André

Posted on Jun 1, 2020

How to Load Test Your DynamoDB Table Using a CDK Serverless App

#dynamodb #awscdk #aws #serverless

I recently needed to clarify an understanding about a DynamoDB feature and, in the lack of other means, decided to run some tests to see how it would perform. In order to do so, I built a CDK app featuring:

Fargate Workers
CloudWatch Dashboard
Step Functions State Machine
Execution Manager

Here is a walkthrough:

Disclaimer: Unless you're testing this with very light loads, deploying this App will cost you money. I'm not responsible for that.

Bootstrap a new CDK app

Install CDK: npm install -g aws-cdk
Create a new CDK app:

mkdir dynamodb-load-test && cd dynamodb-load-test
cdk init --language typescript

Construct Interfaces

_{lib/dynamodb-load-test-stack.ts}

interface DynamoDBLoadTestProps extends cdk.StackProps {
  /**
   *  Configuration for the INSERT worker.
   *
   * @default
   */
  readonly insertWorkerProps: WorkerProps;

  /**
   *  Configuration for the READ worker.
   *
   * @default
   */
  readonly readWorkerProps: WorkerProps;

  /**
   *  Configuration for the UPDATE worker.
   *
   * @default
   */
  readonly updateWorkerProps: WorkerProps;

  /**
   * Execution input
   */
  readonly executionInput?: executionInputProps;
}

interface executionInputProps {
  /**
   * The state to resume to.
   *
   */
  readonly resumeTo: string;

  /**
   * If should run next batch.
   * "YES" or "NO"
   *
   */
  readonly runNext: string;

  /**
   * Other inputs
   *
   */
  readonly [name: string]: string | undefined;
}

interface WorkerProps {
  /**
   * Total number of copies for this worker.
   *
   * @default 5
   */
  readonly copies: number;

  /**
   * Total number of iterations that will happen after each interval.
   *
   * @default 600
   */
  readonly iterations?: number;

  /**
   * Interval on top of processing time in milliseconds.
   *
   * @default 1000
   */
  readonly interval?: number;

  /**
   * Number of capacity units (WCU or RCU) per iteration.
   *
   * @default 300
   */
  readonly load?: number;

  /**
   * Rate on which to increment the load (e.g: 0.3 for 30%).
   *
   * @default 0.0
   */
  readonly  increment?: number;

  /**
   * Limit to use when specifying an increment rate. Use -1 for no limit.
   *
   * @default -1
   */
  readonly loadLimit?: number;

  /**
   * Number of intervals to trigger an increment (e.g: if the interval is 1000ms, set it
   * to 60 to have an increment per minute)
   *
   * @default 60
   */
  readonly incrementTime?: number;
}

Adding our victim (the Table)

This is pretty straight-forward using the L1 construct available at the official CDK construct library.

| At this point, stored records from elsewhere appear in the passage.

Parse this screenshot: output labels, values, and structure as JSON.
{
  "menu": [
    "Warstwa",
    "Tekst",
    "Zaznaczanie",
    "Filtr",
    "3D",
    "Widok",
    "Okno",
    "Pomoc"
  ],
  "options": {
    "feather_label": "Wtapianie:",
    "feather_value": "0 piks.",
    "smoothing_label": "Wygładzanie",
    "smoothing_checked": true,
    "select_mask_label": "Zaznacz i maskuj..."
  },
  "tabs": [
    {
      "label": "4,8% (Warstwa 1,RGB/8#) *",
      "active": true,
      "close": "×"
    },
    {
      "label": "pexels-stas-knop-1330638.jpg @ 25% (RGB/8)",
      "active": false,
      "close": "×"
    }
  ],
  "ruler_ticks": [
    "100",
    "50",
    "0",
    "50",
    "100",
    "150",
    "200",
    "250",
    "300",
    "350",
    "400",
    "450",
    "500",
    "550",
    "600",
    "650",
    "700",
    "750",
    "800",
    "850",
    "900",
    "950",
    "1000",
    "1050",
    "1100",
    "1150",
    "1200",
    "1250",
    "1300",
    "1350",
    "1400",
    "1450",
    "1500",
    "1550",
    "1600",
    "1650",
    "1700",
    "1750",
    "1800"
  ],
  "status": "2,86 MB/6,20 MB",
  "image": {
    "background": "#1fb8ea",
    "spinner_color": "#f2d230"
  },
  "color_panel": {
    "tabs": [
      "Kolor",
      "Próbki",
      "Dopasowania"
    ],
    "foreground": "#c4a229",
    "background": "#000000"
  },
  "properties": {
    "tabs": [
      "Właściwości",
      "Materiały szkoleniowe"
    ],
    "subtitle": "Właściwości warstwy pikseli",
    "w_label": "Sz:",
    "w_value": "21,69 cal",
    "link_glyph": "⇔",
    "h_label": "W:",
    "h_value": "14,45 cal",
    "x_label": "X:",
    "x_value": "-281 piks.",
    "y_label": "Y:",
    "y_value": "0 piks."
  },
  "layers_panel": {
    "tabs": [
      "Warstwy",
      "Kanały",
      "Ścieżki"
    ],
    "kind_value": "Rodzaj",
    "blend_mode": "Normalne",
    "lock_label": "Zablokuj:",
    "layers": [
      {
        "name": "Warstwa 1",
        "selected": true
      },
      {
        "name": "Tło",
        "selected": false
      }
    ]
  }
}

npm install @aws-cdk/aws-dynamodb

import * as ddb from '@aws-cdk/aws-dynamodb';

    // Table
    const table = new ddb.Table(this, "WillItThrottle", {
      partitionKey: {name: "PK", type: ddb.AttributeType.STRING},
      sortKey: {name: "SK", type: ddb.AttributeType.STRING},
      billingMode: ddb.BillingMode.PAY_PER_REQUEST,
      removalPolicy: cdk.RemovalPolicy.DESTROY,
    });

Workers

For the workers, I opted to use Fargate, the AWS serverless offer for Docker container workloads. Fargate is a perfect fit for ephemeral tasks / test workloads as we don't need to worry about provisioning servers.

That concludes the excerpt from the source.